C++复习之STL（二）——谈一谈关联式容器set和有序vector的使用选择问题 - Painful

1.set的宣言

先看看C++标准中对set的介绍：

A set is a kind of associative container that supports unique keys (contains at most one
of each key value) and provides for fast retrieval of the keys themselves. Set supports 
bidirectional iterators

下面列举关于set的两点事实，需要注意：

set对于性能有明确的保证：set::find和set::insert消耗时间级别都为logN。所以，如果你确实需要保证插入和检索时间在logN，set可能是个不错的选择。
set底层实现通常使用red-black tree：有额外的空间和时间负担。每个red-black tree的节点都需要存储颜色标记、指向子女和父亲的指针；插入需要树的重新平衡；查询和遍历需要指针操作。

2.另外的选择：二分查找

红黑树并非提供logN级别的搜索的唯一数据结构。很容易想到的就是在有序数集中进行binary_search，该算也提供的logN级别的时间复杂度，而且最数据结构的要求仅仅是“一个有序顺序集（该集支持某些必要操作）”,而且, 常数因子比set更小。

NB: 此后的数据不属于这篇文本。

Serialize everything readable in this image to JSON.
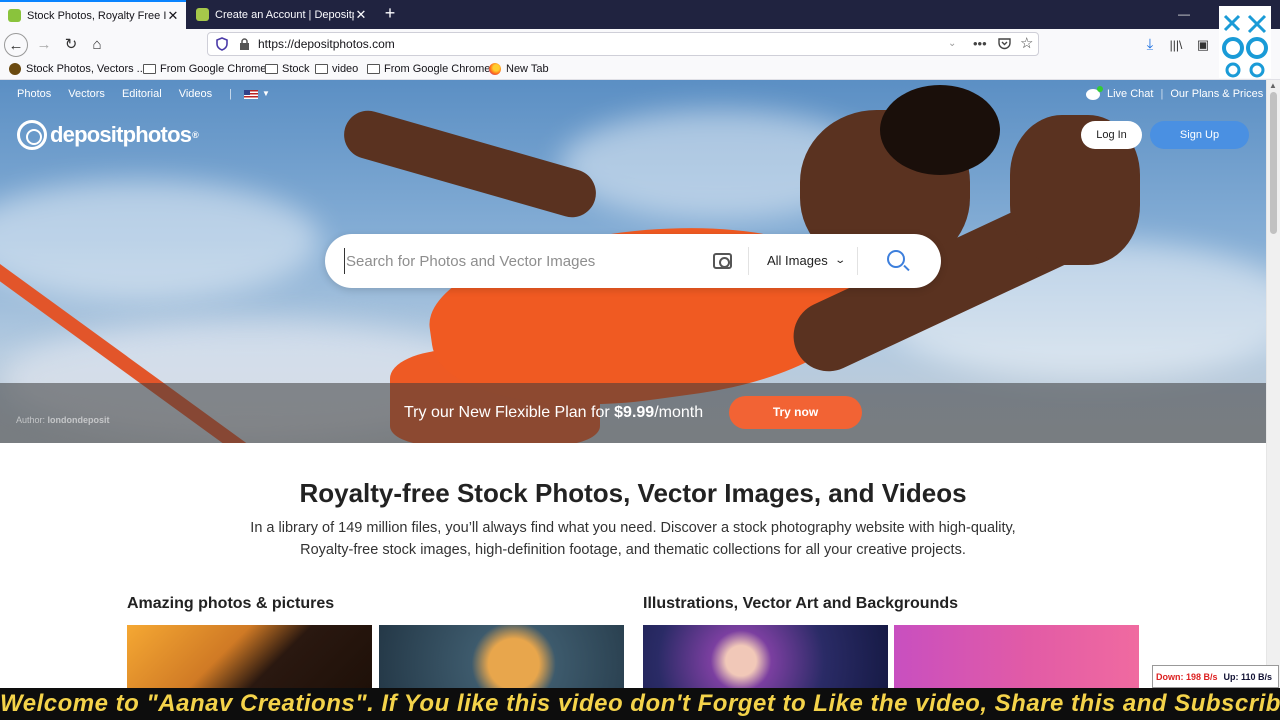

使用set会占用更多的空间，不利于cache机制的使用，且可能造成更多的page faults。

事实胜于雄辩,下面是用一段代码来对比set提供的搜索和二分查找提供的搜索的性能,编译环境为WOW64 Release

注意：检测元素是否搜索到是必须的,此处忽略之，对于push_back等的调用其实可以使用“范围函数”来完成，可能性能更好！

#include <iostream>
#include <set>
#include <vector>
#include <algorithm>
#include <windows.h>
int main()
{
  using namespace std;
  const int MAX_ELEMENT = 1000000;
  const int MAX_SIZE = MAX_ELEMENT+1;
  const int MAX_TIMES = 10000000;
  set<int> intSet;
  vector<int> intVect;
  intVect.reserve(MAX_SIZE);
  for (int i = 0; i < MAX_SIZE; ++i) 
  {
    intSet.insert(i);
    intVect.push_back(i);    //这里由于插入的特殊性，intVect元素状态是“有序”的
  }
  DWORD st1, st2;
  st1 = GetTickCount();
  for (int i = 0; i < MAX_TIMES; ++i) 
  {
    intSet.find(MAX_ELEMENT);
    intSet.find(MAX_ELEMENT/2);
    intSet.find(MAX_ELEMENT/15);
  }
  st2 = GetTickCount();
  cout << "intSet.find(...):\t" << (st2 - st1) << "ms" << endl;
  st1 = GetTickCount();
  for (int i = 0; i < MAX_TIMES; ++i) 
  {
    binary_search(intVect.begin(), intVect.end(), MAX_ELEMENT);
    binary_search(intVect.begin(), intVect.end(), MAX_ELEMENT/2);
    binary_search(intVect.begin(), intVect.end(), MAX_ELEMENT/15);
  }
  st2 = GetTickCount();
  cout << "binary_search(...):\t" << (st2 - st1) << "ms" << endl;
  return 0;
}

运行截图:

可以看到,由于缓存、缺页等各方面因素，二分查找和对于set的查找性能相差极大。更详细的信息可以用Profiler来获得。下面给出了任务管理器中的截图，程序为STL.exe*32。

3.总结,3个选择

1.使用set：当元素个数可能会变得足够大，即N足够大，logN和N的区别非常明显之时，元素是随机插入的，插入和搜索交互发生，无法预料下一次的操作。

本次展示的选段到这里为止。